The entire world has changed in the past 1.5 years, said Hungarian Foreign Affairs Minister Péter Szijjártó during a panel discussion on June 16.
Together with his counterparts from the Visegrad Group (V4) countries, he discussed the pandemic and the future of the EU on the second day of the GLOBSEC Bratislava Forum 2021 conference.
“We are entering a new age, both in terms of global politics and global economy, and this new age starts with very tough competition,” Szijjártó said.
He stressed the need for the EU to be among the winners of this race, both in political strength and economic power. He further mentioned that to make the EU strong, it is imperative to focus on making the member state strong. He believes in transforming the individual strength of member states into the collective strength of the entire union.
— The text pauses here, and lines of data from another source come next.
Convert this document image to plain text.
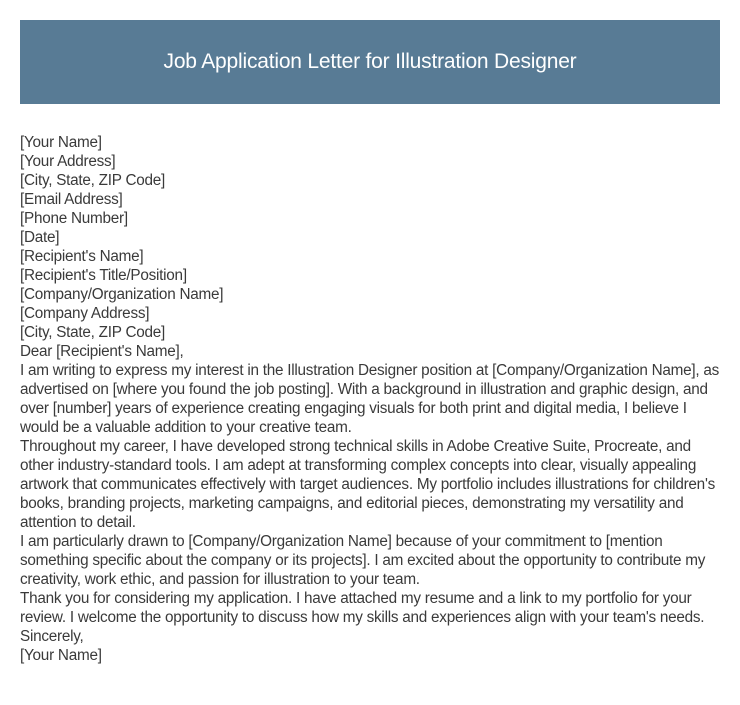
Job Application Letter for Illustration Designer

[Your Name]

[Your Address]

[City, State, ZIP Code]

[Email Address]

[Phone Number]

[Date]

[Recipient's Name]

[Recipient's Title/Position]

[Company/Organization Name]

[Company Address]

[City, State, ZIP Code]

Dear [Recipient's Name],

I am writing to express my interest in the Illustration Designer position at [Company/Organization Name], as advertised on [where you found the job posting]. With a background in illustration and graphic design, and over [number] years of experience creating engaging visuals for both print and digital media, I believe I would be a valuable addition to your creative team.

Throughout my career, I have developed strong technical skills in Adobe Creative Suite, Procreate, and other industry-standard tools. I am adept at transforming complex concepts into clear, visually appealing artwork that communicates effectively with target audiences. My portfolio includes illustrations for children's books, branding projects, marketing campaigns, and editorial pieces, demonstrating my versatility and attention to detail.

I am particularly drawn to [Company/Organization Name] because of your commitment to [mention something specific about the company or its projects]. I am excited about the opportunity to contribute my creativity, work ethic, and passion for illustration to your team.

Thank you for considering my application. I have attached my resume and a link to my portfolio for your review. I welcome the opportunity to discuss how my skills and experiences align with your team's needs.

Sincerely,

[Your Name]
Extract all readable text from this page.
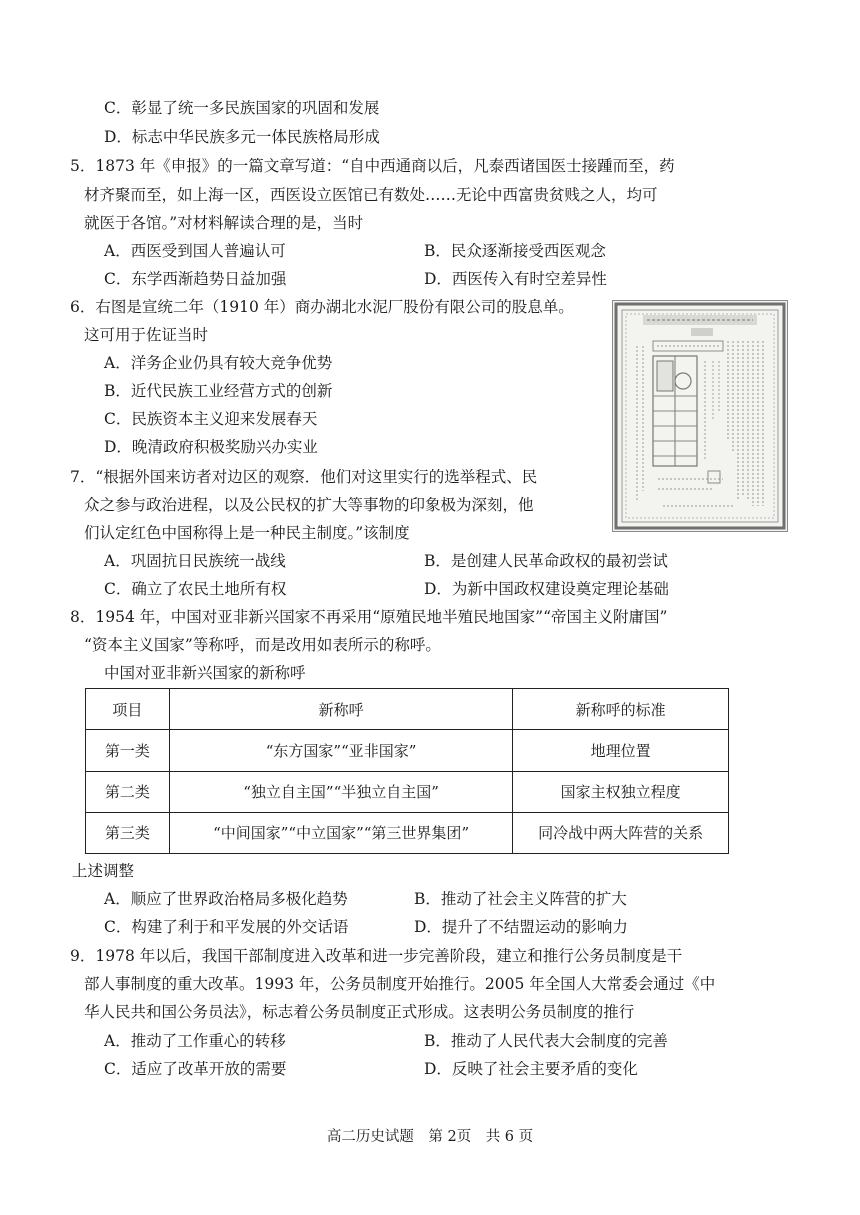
C．彰显了统一多民族国家的巩固和发展
D．标志中华民族多元一体民族格局形成
5．1873 年《申报》的一篇文章写道：“自中西通商以后，凡泰西诸国医士接踵而至，药
材齐聚而至，如上海一区，西医设立医馆已有数处……无论中西富贵贫贱之人，均可
就医于各馆。”对材料解读合理的是，当时
A．西医受到国人普遍认可	B．民众逐渐接受西医观念
C．东学西渐趋势日益加强	D．西医传入有时空差异性
6．右图是宣统二年（1910 年）商办湖北水泥厂股份有限公司的股息单。
这可用于佐证当时
A．洋务企业仍具有较大竞争优势
B．近代民族工业经营方式的创新
C．民族资本主义迎来发展春天
D．晚清政府积极奖励兴办实业
7．“根据外国来访者对边区的观察．他们对这里实行的选举程式、民
众之参与政治进程，以及公民权的扩大等事物的印象极为深刻，他
们认定红色中国称得上是一种民主制度。”该制度
A．巩固抗日民族统一战线	B．是创建人民革命政权的最初尝试
C．确立了农民土地所有权	D．为新中国政权建设奠定理论基础
8．1954 年，中国对亚非新兴国家不再采用“原殖民地半殖民地国家”“帝国主义附庸国”
“资本主义国家”等称呼，而是改用如表所示的称呼。
中国对亚非新兴国家的新称呼
项目	新称呼	新称呼的标准
第一类	“东方国家”“亚非国家”	地理位置
第二类	“独立自主国”“半独立自主国”	国家主权独立程度
第三类	“中间国家”“中立国家”“第三世界集团”	同冷战中两大阵营的关系
上述调整
A．顺应了世界政治格局多极化趋势	B．推动了社会主义阵营的扩大
C．构建了利于和平发展的外交话语	D．提升了不结盟运动的影响力
9．1978 年以后，我国干部制度进入改革和进一步完善阶段，建立和推行公务员制度是干
部人事制度的重大改革。1993 年，公务员制度开始推行。2005 年全国人大常委会通过《中
华人民共和国公务员法》，标志着公务员制度正式形成。这表明公务员制度的推行
A．推动了工作重心的转移	B．推动了人民代表大会制度的完善
C．适应了改革开放的需要	D．反映了社会主要矛盾的变化
高二历史试题　第 2页　共 6 页
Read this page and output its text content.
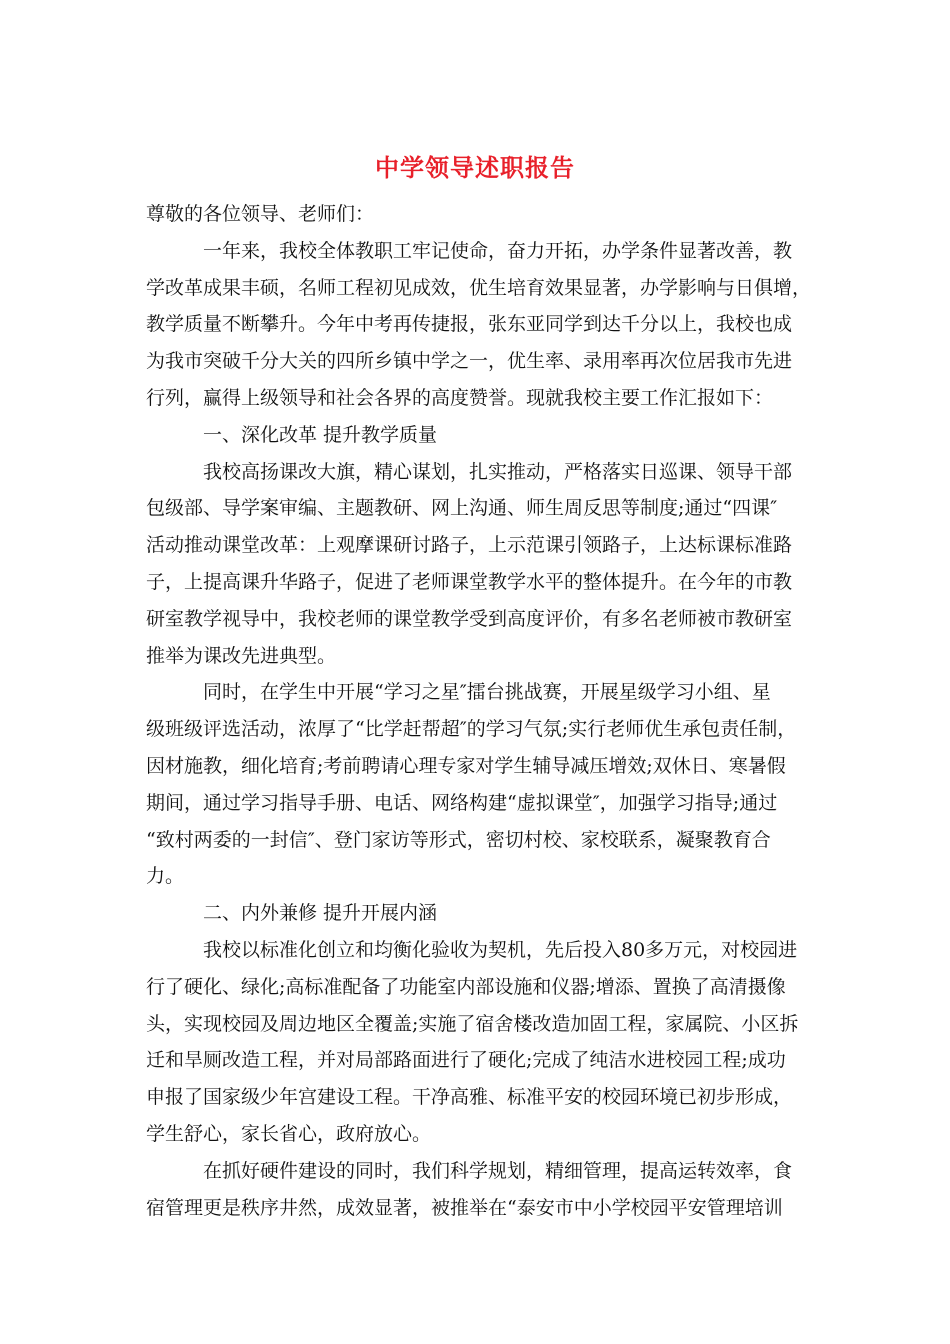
中学领导述职报告
尊敬的各位领导、老师们：
一年来，我校全体教职工牢记使命，奋力开拓，办学条件显著改善，教
学改革成果丰硕，名师工程初见成效，优生培育效果显著，办学影响与日俱增，
教学质量不断攀升。今年中考再传捷报，张东亚同学到达千分以上，我校也成
为我市突破千分大关的四所乡镇中学之一，优生率、录用率再次位居我市先进
行列，赢得上级领导和社会各界的高度赞誉。现就我校主要工作汇报如下：
一、深化改革 提升教学质量
我校高扬课改大旗，精心谋划，扎实推动，严格落实日巡课、领导干部
包级部、导学案审编、主题教研、网上沟通、师生周反思等制度;通过“四课″
活动推动课堂改革：上观摩课研讨路子，上示范课引领路子，上达标课标准路
子，上提高课升华路子，促进了老师课堂教学水平的整体提升。在今年的市教
研室教学视导中，我校老师的课堂教学受到高度评价，有多名老师被市教研室
推举为课改先进典型。
同时，在学生中开展“学习之星″擂台挑战赛，开展星级学习小组、星
级班级评选活动，浓厚了“比学赶帮超″的学习气氛;实行老师优生承包责任制，
因材施教，细化培育;考前聘请心理专家对学生辅导减压增效;双休日、寒暑假
期间，通过学习指导手册、电话、网络构建“虚拟课堂″，加强学习指导;通过
“致村两委的一封信″、登门家访等形式，密切村校、家校联系，凝聚教育合
力。
二、内外兼修 提升开展内涵
我校以标准化创立和均衡化验收为契机，先后投入80多万元，对校园进
行了硬化、绿化;高标准配备了功能室内部设施和仪器;增添、置换了高清摄像
头，实现校园及周边地区全覆盖;实施了宿舍楼改造加固工程，家属院、小区拆
迁和旱厕改造工程，并对局部路面进行了硬化;完成了纯洁水进校园工程;成功
申报了国家级少年宫建设工程。干净高雅、标准平安的校园环境已初步形成，
学生舒心，家长省心，政府放心。
在抓好硬件建设的同时，我们科学规划，精细管理，提高运转效率，食
宿管理更是秩序井然，成效显著，被推举在“泰安市中小学校园平安管理培训
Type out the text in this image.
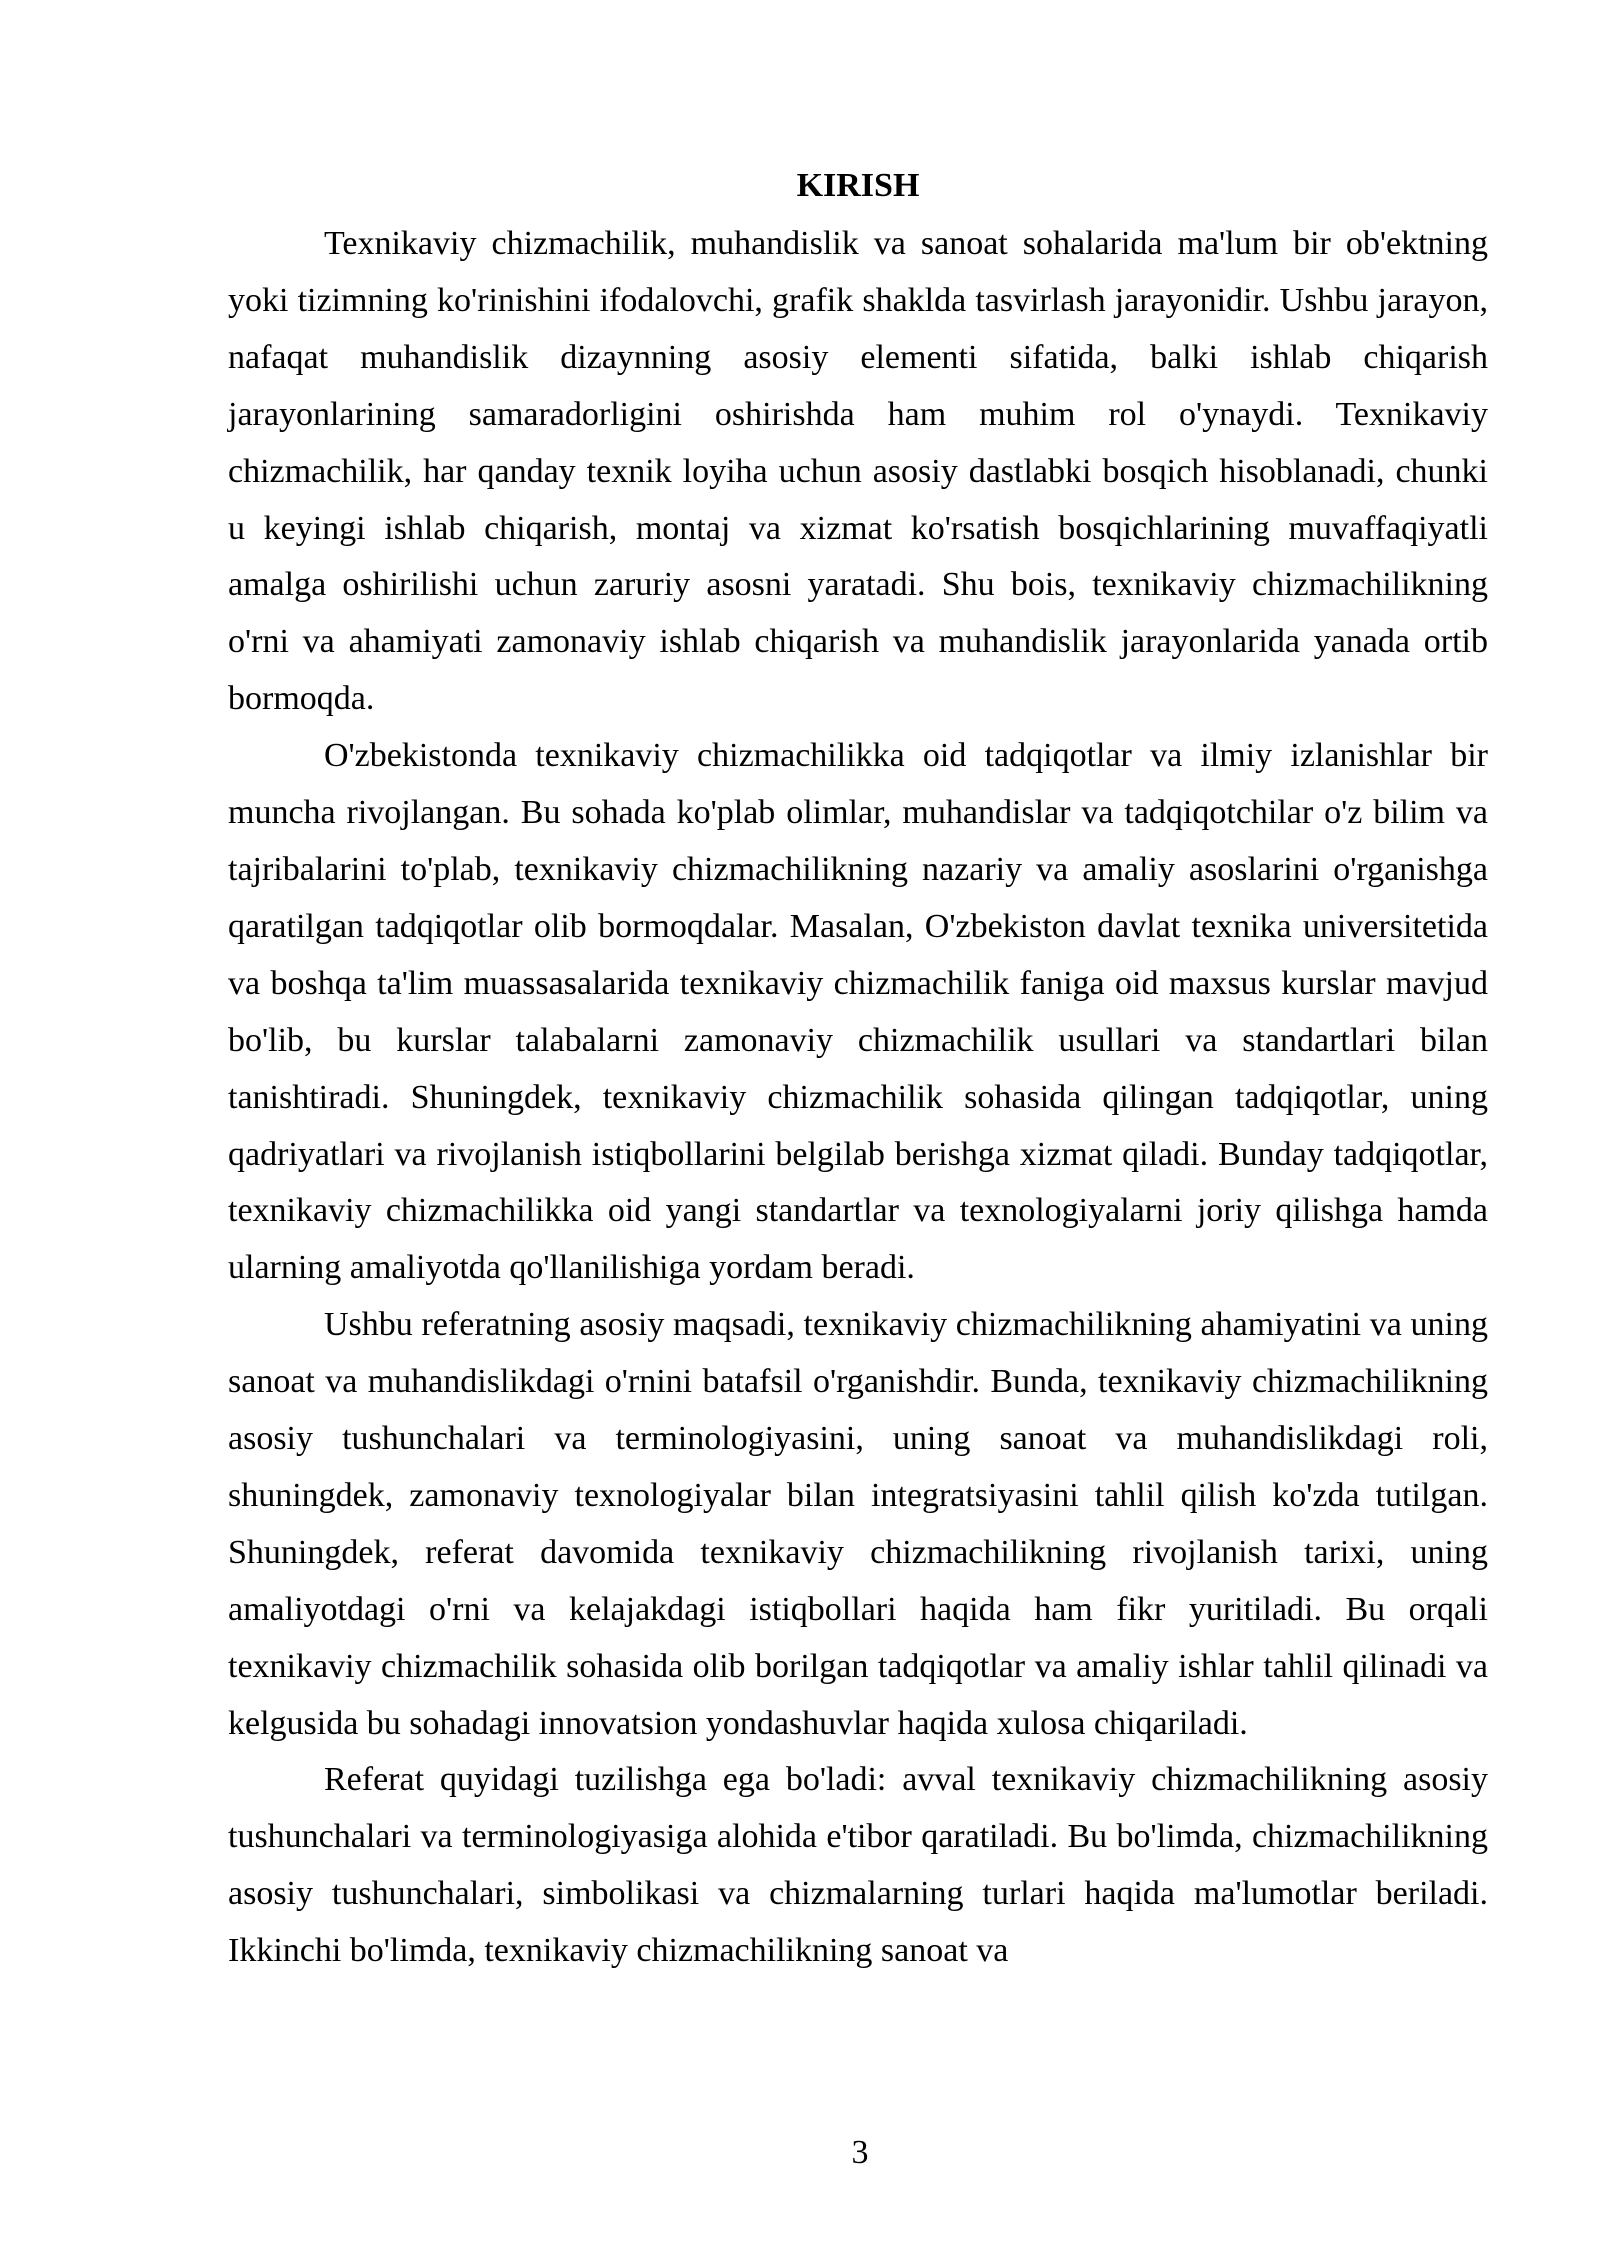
KIRISH

Texnikaviy chizmachilik, muhandislik va sanoat sohalarida ma'lum bir ob'ektning yoki tizimning ko'rinishini ifodalovchi, grafik shaklda tasvirlash jarayonidir. Ushbu jarayon, nafaqat muhandislik dizaynning asosiy elementi sifatida, balki ishlab chiqarish jarayonlarining samaradorligini oshirishda ham muhim rol o'ynaydi. Texnikaviy chizmachilik, har qanday texnik loyiha uchun asosiy dastlabki bosqich hisoblanadi, chunki u keyingi ishlab chiqarish, montaj va xizmat ko'rsatish bosqichlarining muvaffaqiyatli amalga oshirilishi uchun zaruriy asosni yaratadi. Shu bois, texnikaviy chizmachilikning o'rni va ahamiyati zamonaviy ishlab chiqarish va muhandislik jarayonlarida yanada ortib bormoqda.

O'zbekistonda texnikaviy chizmachilikka oid tadqiqotlar va ilmiy izlanishlar bir muncha rivojlangan. Bu sohada ko'plab olimlar, muhandislar va tadqiqotchilar o'z bilim va tajribalarini to'plab, texnikaviy chizmachilikning nazariy va amaliy asoslarini o'rganishga qaratilgan tadqiqotlar olib bormoqdalar. Masalan, O'zbekiston davlat texnika universitetida va boshqa ta'lim muassasalarida texnikaviy chizmachilik faniga oid maxsus kurslar mavjud bo'lib, bu kurslar talabalarni zamonaviy chizmachilik usullari va standartlari bilan tanishtiradi. Shuningdek, texnikaviy chizmachilik sohasida qilingan tadqiqotlar, uning qadriyatlari va rivojlanish istiqbollarini belgilab berishga xizmat qiladi. Bunday tadqiqotlar, texnikaviy chizmachilikka oid yangi standartlar va texnologiyalarni joriy qilishga hamda ularning amaliyotda qo'llanilishiga yordam beradi.

Ushbu referatning asosiy maqsadi, texnikaviy chizmachilikning ahamiyatini va uning sanoat va muhandislikdagi o'rnini batafsil o'rganishdir. Bunda, texnikaviy chizmachilikning asosiy tushunchalari va terminologiyasini, uning sanoat va muhandislikdagi roli, shuningdek, zamonaviy texnologiyalar bilan integratsiyasini tahlil qilish ko'zda tutilgan. Shuningdek, referat davomida texnikaviy chizmachilikning rivojlanish tarixi, uning amaliyotdagi o'rni va kelajakdagi istiqbollari haqida ham fikr yuritiladi. Bu orqali texnikaviy chizmachilik sohasida olib borilgan tadqiqotlar va amaliy ishlar tahlil qilinadi va kelgusida bu sohadagi innovatsion yondashuvlar haqida xulosa chiqariladi.

Referat quyidagi tuzilishga ega bo'ladi: avval texnikaviy chizmachilikning asosiy tushunchalari va terminologiyasiga alohida e'tibor qaratiladi. Bu bo'limda, chizmachilikning asosiy tushunchalari, simbolikasi va chizmalarning turlari haqida ma'lumotlar beriladi. Ikkinchi bo'limda, texnikaviy chizmachilikning sanoat va

3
His Czech counterpart Jakub Kulhánek agreed, claiming that in the future, he believes that the EU will be as the member states comprise it. While the EU has evolved, we should not forget the hard work and responsibility the member states took on when joining the EU, he added.
Slovak Foreign Affairs Minister Ivan Korčok praised the success story of Slovakia, stressing the role of its EU membership on the path to this success.
“The EU opened the country and provided new responsibilities, opportunities and economic development,” he said. Furthermore, he mentioned the need to address the current issues and the outcomes of unresolved crises before looking into future challenges.
Zbigniew Rau of Poland outlined that there are expectations from the EU. Firstly, that there be a political structure with strong European institutions, helping pursue the interests of its member states. Secondly, a community of cooperation, mutual understanding based on the principle of equality, subsidiarity and proportionality.
EU and the pandemic
The four ministers discussed the future of EU after the pandemic and the lessons learned. Szijjártó claimed that the EU made both positive and negative decisions in tackling the crisis. He believes that the EU was slow in the procurement of vaccines, and added that the institutions are able to lead integration in peaceful circumstances, but leaders are also needed in a crisis.
Korčok did not think that the procurement of the vaccines was slow.
“I don’t think it is appropriate to say that the EU was slow when it comes to procuring vaccines,” he said, claiming that the member states were not prepared for the crisis and despite problems, Slovakia alone would not have been able to acquire the certified vaccines.
Korčok also mentioned the need to identify what kind of competence the EU should have in terms of health.
The ministers agreed that the pandemic has been a wake-up call for the EU, with Rau adding that the pandemic has been a traumatic experience, but there are lessons that can be learned.
Kulhánek underlined the need to prepare for any future pandemic as well as the reflection on how and why the EU was so unequipped to address a health crisis of this magnitude.
“As we move forward we should look at the pandemic as lessons learnt, not only as the EU but as member states,” Kulhánek said.
The future of the EU
The panellists also delved into the debate around the upcoming conference on the future of Europe.
“We should look at the EU from the perspective of its citizens, not its politicians,” Rau said, adding that a clearer division of competencies between the member states is also of great importance.
Kulhánek praised the idea of the conference, but believes practical change can occur only when awareness of it is also raised among citizens.
The future of the EU was discussed during other panels as well. Clément Beaune, deputy minister of the French Foreign Affairs Ministry, said that the EU offers many advantages to its citizens, including but not limited to free movement, the euro currency, respect for human rights as well as peace and security.
However, the pandemic has shown that the expectations of the public were set higher than the EU could deliver, especially in terms of speed. Yet, it reflects the communities; “it was a democratic time” as Beaune called it. Therefore, the next two years will be crucial as the concrete deliveries of the recovery plan arrive, which should provide a more digital, more green Europe to future generations.
However, Martin Klus, deputy minister of the Slovak Foreign Affairs Ministry, emphasised that “we need more than just a recovery and resilience plan.”
“If the recovery plan works, it will be easier and necessary to open the discussion on a 10-year investment plan,” Beaune said.
Another panel discussion focused on the positioning of the EU as a global actor and the perception it should deliver. The panellists, including Korčok, agreed that the EU has the means to become a global player and the key to achieve it is a common value-based foreign policy. The EU also needs to carry out a risk assessment and gain the tools and possibility to act unanimously.